Just few years back, internet searches were difficult to master. Users had to search using combinations of keywords and shift through multiple online resources to find what they were looking for. Today, thanks to indexing and super-fast searches, the probability of getting accurate results in fraction of seconds is almost 100%.
Industrial uses of Big Data include analyzing the behavior of several machine parts to predict failures, forecast replacements, schedule and synchronize replacements, and automatically order new parts using cloud-based ERP systems. This is how new data-driven systems help eliminate unplanned downtime and streamline supply chain processes.
Social media, has grown almost exclusively on the edge offered through Big Data analytics. The “always on” platforms continuously monitor and record individual connections, preferences, places of interests, priorities etc. The social graph data is stored in different storage tiers (memory, solid-state drives, and magnetic media and others), transformed and then mined with complex mathematical algorithms. The machines then predict individual behavior/decisions in a given environment, which help companies to push personalized advertisements and generate revenue.
By 2026, the big data market is expected to top $92 billion. That’s a 307.8% increase over the $22.61 billion the market was worth in 2015.

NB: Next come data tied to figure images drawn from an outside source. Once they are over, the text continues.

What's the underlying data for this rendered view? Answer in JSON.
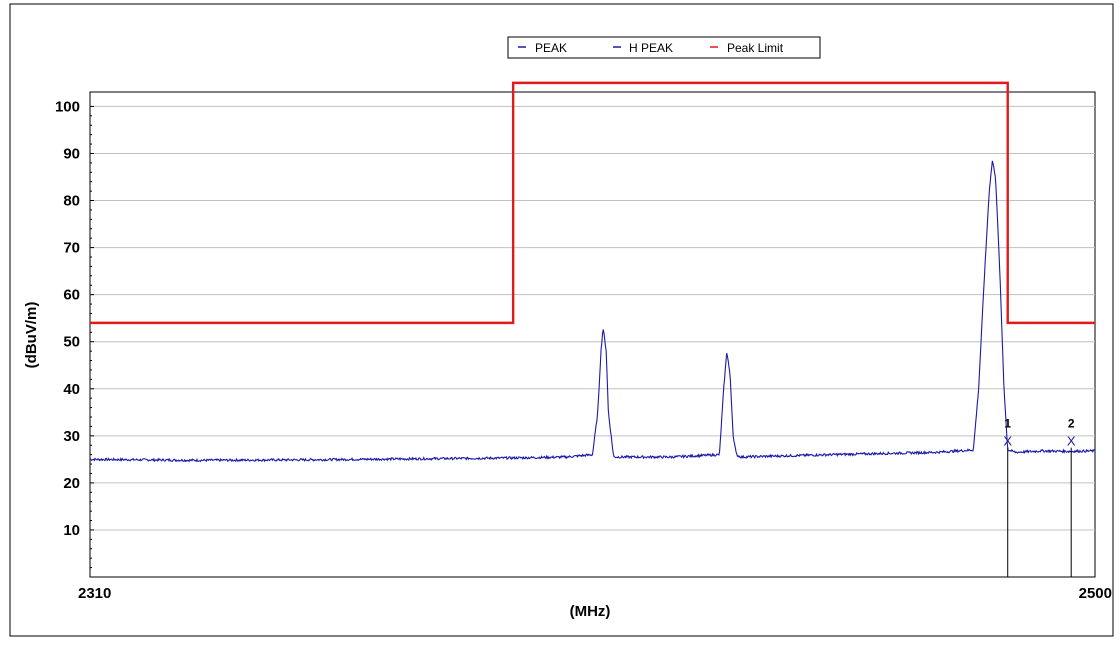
{
  "chart_data": {
    "type": "line",
    "title": "",
    "xlabel": "(MHz)",
    "ylabel": "(dBuV/m)",
    "xlim": [
      2310,
      2500
    ],
    "ylim": [
      0,
      102
    ],
    "xticks": [
      "2310",
      "2500"
    ],
    "yticks": [
      10,
      20,
      30,
      40,
      50,
      60,
      70,
      80,
      90,
      100
    ],
    "grid": true,
    "legend_position": "top-center",
    "legend": [
      {
        "label": "PEAK",
        "color": "#1a1aa8"
      },
      {
        "label": "H PEAK",
        "color": "#1a1aa8"
      },
      {
        "label": "Peak Limit",
        "color": "#e01b1b"
      }
    ],
    "series": [
      {
        "name": "PEAK",
        "color": "#1a1aa8",
        "noise": 0.25,
        "x": [
          2310,
          2330,
          2350,
          2370,
          2390,
          2400,
          2405,
          2406,
          2406.6,
          2407,
          2407.6,
          2408,
          2409,
          2420,
          2429,
          2429.8,
          2430.4,
          2431,
          2431.6,
          2432.2,
          2433,
          2450,
          2470,
          2477,
          2478,
          2479,
          2480,
          2480.6,
          2481.2,
          2482,
          2482.8,
          2483.5,
          2485,
          2490,
          2495,
          2500
        ],
        "y": [
          25.0,
          24.8,
          24.9,
          25.1,
          25.3,
          25.5,
          26.0,
          35.0,
          48.0,
          53.0,
          48.0,
          35.0,
          25.5,
          25.5,
          26.0,
          40.0,
          48.0,
          43.0,
          30.0,
          26.0,
          25.5,
          26.0,
          26.5,
          27.0,
          40.0,
          62.0,
          82.0,
          88.5,
          85.0,
          65.0,
          40.0,
          27.0,
          26.5,
          26.8,
          26.7,
          26.8
        ]
      },
      {
        "name": "Peak Limit",
        "color": "#e01b1b",
        "x": [
          2310,
          2390,
          2390,
          2483.5,
          2483.5,
          2500
        ],
        "y": [
          54,
          54,
          105,
          105,
          54,
          54
        ]
      }
    ],
    "markers": [
      {
        "label": "1",
        "x": 2483.5,
        "y": 27.5
      },
      {
        "label": "2",
        "x": 2495.5,
        "y": 27.5
      }
    ]
  }
}
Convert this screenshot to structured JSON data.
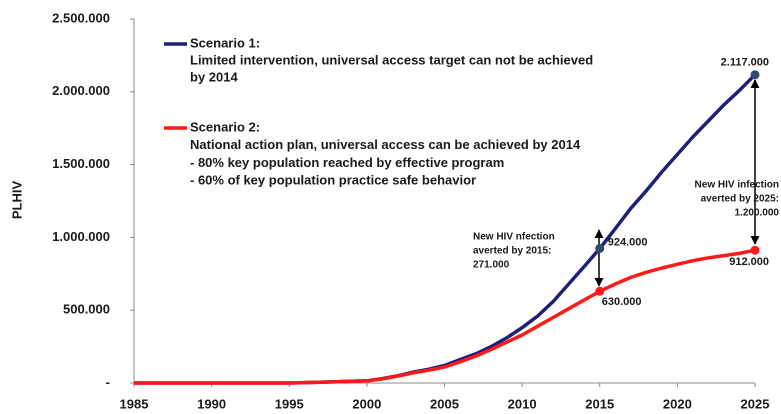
{
  "chart_data": {
    "type": "line",
    "y_label": "PLHIV",
    "x": [
      1985,
      1990,
      1995,
      1997,
      2000,
      2001,
      2002,
      2003,
      2004,
      2005,
      2006,
      2007,
      2008,
      2009,
      2010,
      2011,
      2012,
      2013,
      2014,
      2015,
      2016,
      2017,
      2018,
      2019,
      2020,
      2021,
      2022,
      2023,
      2024,
      2025
    ],
    "series": [
      {
        "name": "Scenario 1:",
        "description": [
          "Limited intervention, universal access target can not be achieved",
          "by 2014"
        ],
        "color": "#1f1f7a",
        "values": [
          0,
          0,
          0,
          5000,
          15000,
          30000,
          50000,
          75000,
          95000,
          120000,
          160000,
          200000,
          250000,
          310000,
          380000,
          460000,
          560000,
          680000,
          800000,
          924000,
          1060000,
          1200000,
          1320000,
          1450000,
          1570000,
          1690000,
          1800000,
          1910000,
          2010000,
          2117000
        ],
        "value_labels": [
          null,
          null,
          null,
          null,
          null,
          null,
          null,
          null,
          null,
          null,
          null,
          null,
          null,
          null,
          null,
          null,
          null,
          null,
          null,
          "924.000",
          null,
          null,
          null,
          null,
          null,
          null,
          null,
          null,
          null,
          "2.117.000"
        ]
      },
      {
        "name": "Scenario 2:",
        "description": [
          "National action plan, universal access can be achieved by 2014",
          "- 80% key population reached by effective program",
          "- 60% of key population practice safe behavior"
        ],
        "color": "#ff1a1a",
        "values": [
          0,
          0,
          0,
          5000,
          15000,
          28000,
          48000,
          70000,
          88000,
          110000,
          145000,
          185000,
          230000,
          280000,
          330000,
          390000,
          450000,
          510000,
          570000,
          630000,
          680000,
          725000,
          760000,
          790000,
          815000,
          840000,
          860000,
          875000,
          890000,
          912000
        ],
        "value_labels": [
          null,
          null,
          null,
          null,
          null,
          null,
          null,
          null,
          null,
          null,
          null,
          null,
          null,
          null,
          null,
          null,
          null,
          null,
          null,
          "630.000",
          null,
          null,
          null,
          null,
          null,
          null,
          null,
          null,
          null,
          "912.000"
        ]
      }
    ],
    "annotations": [
      {
        "lines": [
          "New HIV nfection",
          "averted by 2015:",
          "271.000"
        ]
      },
      {
        "lines": [
          "New HIV infection",
          "averted by 2025:",
          "1.200.000"
        ]
      }
    ],
    "xlim": [
      1985,
      2025
    ],
    "xticks": [
      1985,
      1990,
      1995,
      2000,
      2005,
      2010,
      2015,
      2020,
      2025
    ],
    "ylim": [
      0,
      2500000
    ],
    "yticks": [
      {
        "value": 0,
        "label": "-"
      },
      {
        "value": 500000,
        "label": "500.000"
      },
      {
        "value": 1000000,
        "label": "1.000.000"
      },
      {
        "value": 1500000,
        "label": "1.500.000"
      },
      {
        "value": 2000000,
        "label": "2.000.000"
      },
      {
        "value": 2500000,
        "label": "2.500.000"
      }
    ],
    "grid": false
  }
}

The healthcare analytics market is projected to reach $24.6 billion by 2021. That’s a 187% increase from the $7.39 billion it was in 2016. And it represents a compound annual growth rate of 27.1%.
The uses of Big Data are virtually unlimited. From smart cities to international financial markets, to medical and pharma research, to agriculture and social innovations, the journey has just begun. In the world of data, significant changes are happening — some are obvious while others are below the surface. We’re only just starting to see how revolutionary big data can be, and as it truly takes off, we can expect even more changes on the horizon.
The ever changing landscape of ‘Digital’ today has led to mind-boggling amounts of data. The application surge, growth of e-commerce, virtually unlimited sources of unstructured data, a rise in merger & acquisition activity, increased collaboration, and the drive to harness information as a competitive catalyst for growth and innovation is driving enterprises to higher levels of consciousness about how data is managed at its most basic level. The effect of the e-commerce surge, a rise in merger & acquisition activity, increased collaboration, and the drive to harness information as a competitive catalyst towards both growth and innovation is driving enterprises to higher levels of consciousness about how data is managed at its most basic level. The top level strategy is often focused at bottom level data usage.